1. S should be F + 1;
2. Your tester only need to test R + T + T = 20 + X.

Problem 2: Search (60 points)

Consider the graph on page 634 (figure E4.1) of your textbook. S denotes the starting state and G denotes the goal state. The number attached to each edge in the graph represents the COST of traversing the edge. Assume also that the ESTIMATED distances to the goal are given by the following table:
 FROM TO ESTIMATED DISTANCE S G 10 A G 8 B G 5 C G 1.4 D G 9 E G 6 F G 2 G G 0
For EACH of the following search methods show the search tree as it is explored/expanded by the method until it finds a path from S to G. Number the nodes in the order in which they are expanded by each method. Show your work.
1. Depth 1st
3. Depth-limited Search (depth-limit = 3)
4. Iterative Deepening Search
5. Branch-and-bound (= Uniform Cost Search)
6. Greedy Search (= Best 1st Search)
7. A*
8. Hill-climbing
9. Beam Search (m = 2)

Solutions - By Jason Reposa (a student in the course) Thanks Jason!!

Depth 1st

Depth-limited Search (depth-limit = 3)

Iterative Deepening Search

Branch-and-bound (= Uniform Cost Search)

Greedy Search (Best 1st Search)

A*

Hill-climbing

Beam Search

We have computed optimal paths under the assumption that COSTS are non-negative. Suppose that we remove that assumption. Discuss how allowing some of the costs to be negative would affect the search methods below, and illustrate the effects of this change with examples.
1. Depth 1st
3. Depth-limited Search
4. Iterative Deepening Search
5. Branch-and-bound (= Uniform Cost Search)
6. Greedy Search
7. A*
8. Hill-climbing
9. Beam Search
10. Best 1st Search (= Greedy Search)

Solutions - By Weiyang Lin

• Depth 1st Search, Breadth 1st Search, Depth-limited Search, Iterative Deepening Search: Because these four search methods do not consider cost, it will not make any difference to these methods if we allow negative costs.

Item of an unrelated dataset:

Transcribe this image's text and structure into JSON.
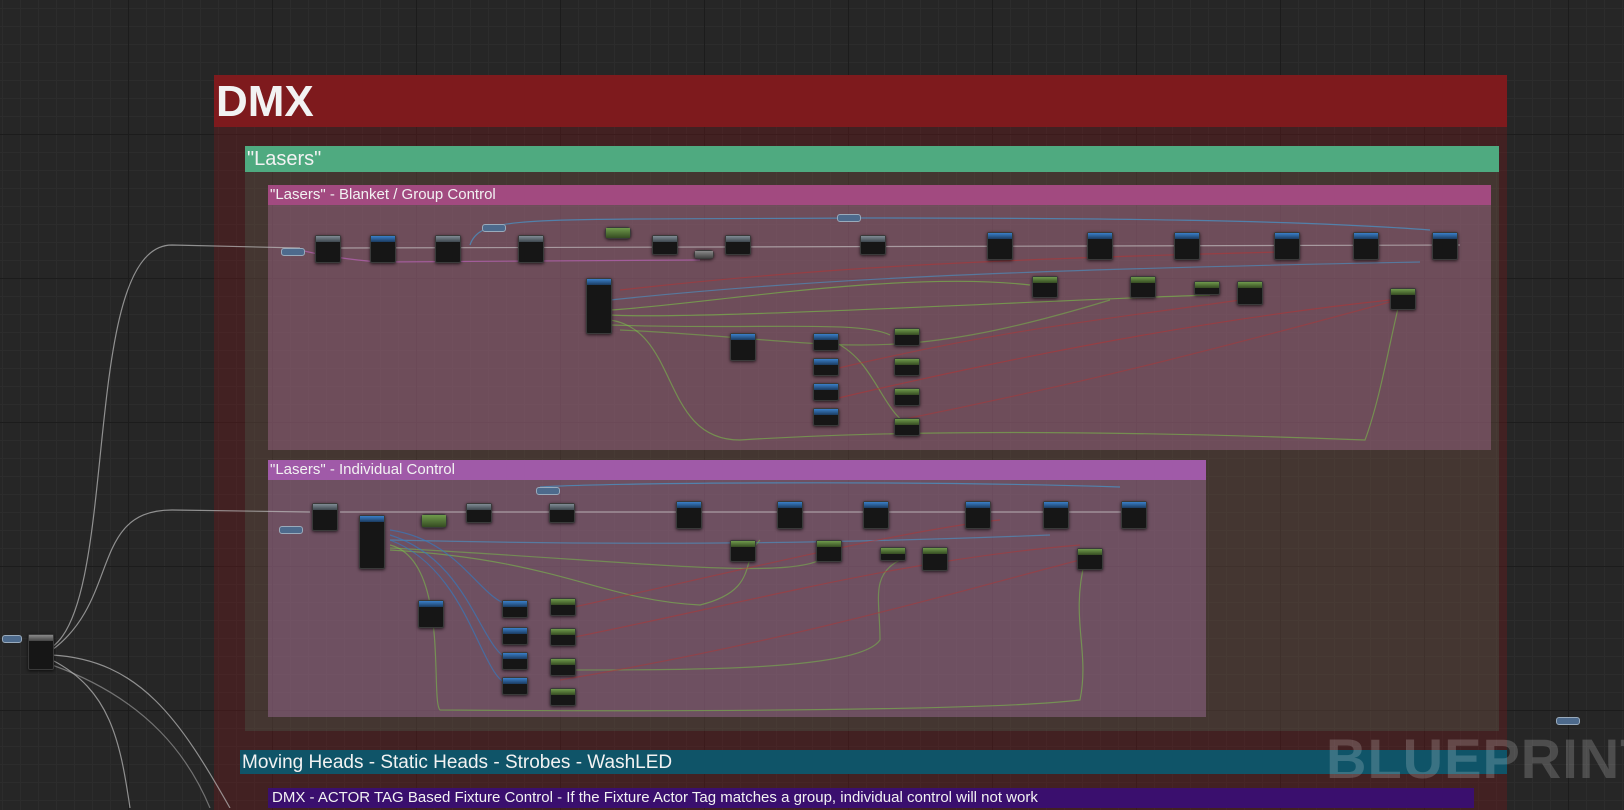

• Branch-and-bound (= Uniform Cost Search): For only positive costs, Branch-and-bound is guaranteed to find the optimal solution if there is one. For negative costs, this is not true anymore. Consider the following case,

TREE 1

S
10 / \ 20
G   B
| -100
G

Clearly the optimal path from S to G is S->B->G with total cost -80. However, branch-and-bound would go over the whole process below:
1. Add S to the queue:    Queue = [S]
2. Expand S:                    Queue = [G: g(G)=10, B: g(B)=20]
3. Expand G:                   Goal!
So the path we found s->G is not the optimal path.

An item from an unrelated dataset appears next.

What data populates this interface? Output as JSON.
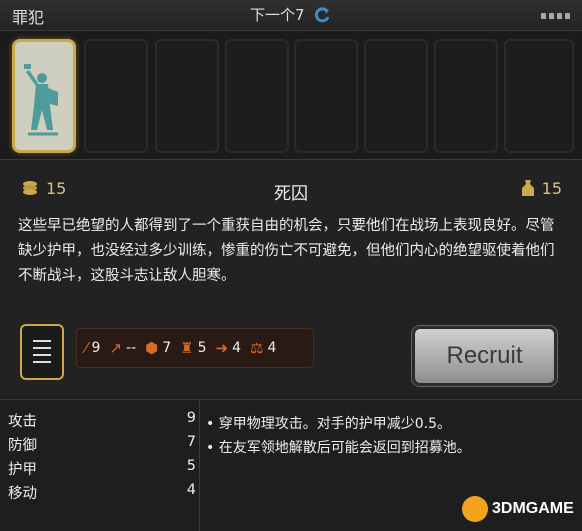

• A*: For only positive costs, A* search is guaranteed to find the optimal solution if there is one. For negative costs, this is not true. Consider the following case,

TREE 2

S
10 / \ -10
h=0  G   B0  h=10
| -10
B1  h=10
| -10
B2  h=10
| -10
B3  h=10
... (the branch continues like this infinitely without reaching G)

Notice that h should be an underestimate and Bn is an infinite path not leading to G.
From start state S, we would go over the process below:
1. Add S to the queue:    Queue = [S]
2. Expand S:                    Queue = [B0: f(B0)=0, G: f(G)=10]
3. Expand B0:                  Queue = [B1: f(B1)=0, G: f(G)=10]
2. Expand B1:                  Queue = [B2: f(B2)=0, G: f(G)=10]
3. Expand B2:                  Queue = [B3: f(B3)=0, G: f(G)=10]
...
So we will go forever and never find a solution.

• Greedy Search(Best 1st Search): For only positive costs, greedy search guarantees to find a solution (not necessarily an optimal solution) if there is one. But for negative costs, from the example for A* search, we could see it might go forever and not find any solutions even if there is one available.

• Hill-climbing: Hill climbing is not guaranteed to find a solution, even if one exists. And if it finds a solution, it is not necessarily an optimal one. However, allowing negative cost may make things even worse, since hill-climbing can follow a infinite path of nodes with negative values of h which doesn't converge to a goal state. This would happen for instance when applying hill-climbing to the TREE 2 above.

• Beam Search: Beam search is not guaranteed to find a solution, even if one exists. And if it finds a solution, it is not necessarily an optimal one. However, allowing negative cost may make things even worse, since beam search can select for expansion an infinite collection of nodes (m per level) with negative values of h without reaching a goal state. This would happen for instance when applying beam search with m=1 to the TREE 2 above.